L´oncle n´est pas commode. Il heurte Victor par son silence et la rudesse de ses manières. Victor se fermera d´abord en lui-même pour s´opposer à l´oncle par l´indifférence. Mais à force de s´épier, tous deux découvriront peu à peu la tendresse qui les habite en se heurtant l´un à l´autre. Après presque six semaines de vie commune sur cette île retirée du monde, Victor quittera son oncle sans pouvoir retenir ses larmes. L´oncle, quant à lui, avant de lui tourner le dos pour regagner sa demeure, émettra " un râle sourd et étrange, comme un sanglot ".

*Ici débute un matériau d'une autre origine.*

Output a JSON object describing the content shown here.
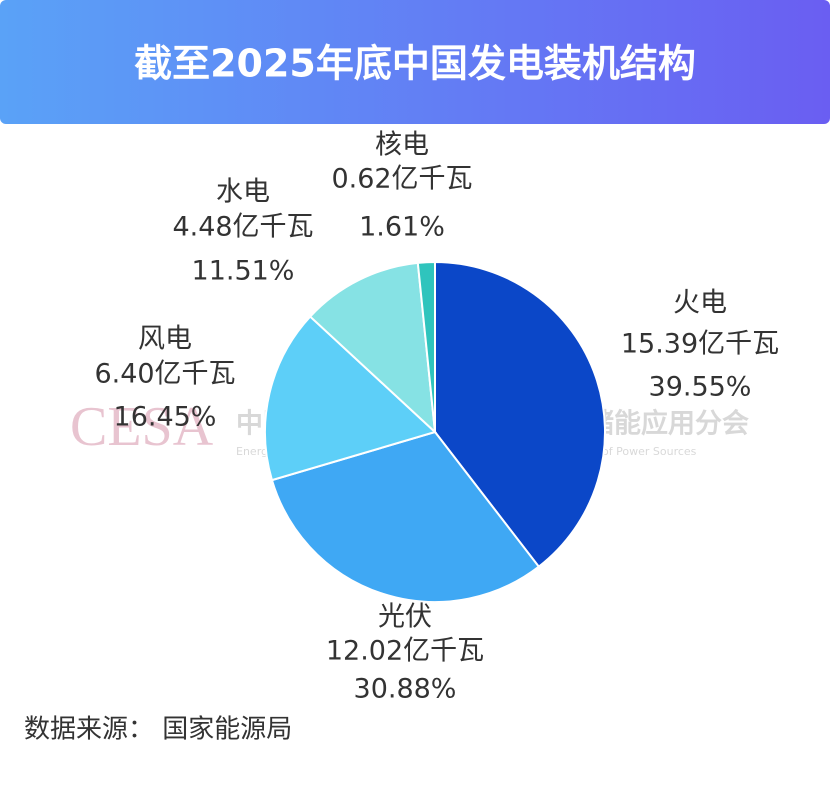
{
  "chart_data": {
    "type": "pie",
    "title": "截至2025年底中国发电装机结构",
    "categories": [
      "火电",
      "光伏",
      "风电",
      "水电",
      "核电"
    ],
    "values": [
      39.55,
      30.88,
      16.45,
      11.51,
      1.61
    ],
    "value_labels": [
      "39.55%",
      "30.88%",
      "16.45%",
      "11.51%",
      "1.61%"
    ],
    "capacity": [
      15.39,
      12.02,
      6.4,
      4.48,
      0.62
    ],
    "capacity_labels": [
      "15.39亿千瓦",
      "12.02亿千瓦",
      "6.40亿千瓦",
      "4.48亿千瓦",
      "0.62亿千瓦"
    ],
    "colors": [
      "#0b47c8",
      "#3fa8f4",
      "#5dcff8",
      "#86e2e4",
      "#2fc4bd"
    ],
    "source": "数据来源： 国家能源局",
    "watermark": {
      "logo": "CESA",
      "name": "中国化学与物理电源行业协会储能应用分会",
      "english": "Energy Storage Application Branch of China Industrial Association of Power Sources"
    }
  }
}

L´oncle, visiblement, aurait voulu être ce père que les circonstances de la vie ne lui ont pas permis d´être. Devenu immensément riche, plein de largesses pour les choses de la table, mais, regardant pour tout le reste, il s´est toute la vie soucié du bien être de son neveu : Victor recevra tous ses biens en héritage afin qu´il puisse ce " qui s´appelle vivre et jouir ". Jouir de la vie que lui, vieillard sans héritier, vieillard sans postérité, est bien obligé de quitter.

Quatre ans plus tard," l´oncle, malgré les prières de Victor qui était allé lui-même l´inviter ", n´assistera pas au mariage de son neveu, " car, comme il l´avait dit lui-même, tout, tout était trop tard, et ce qui avait été manqué ne pouvait être rattrapé ".

Ce texte magnifique et remarquablement traduit ne met pas seulement en scène une âme blessée de solitude, il permet aussi au lecteur de lui révéler, grâce aux mots utilisés en toute parcimonie, ce que la poésie et la psychanalyse peuvent donner quand elles se rejoignent, tels - comme l´affirme Georges-Arthur Goldschmidt dans sa belle présentation qui n´ouvre ( encore une fois ) que deux ou trois pistes parmi d´autres - les meilleurs contes de Grimm.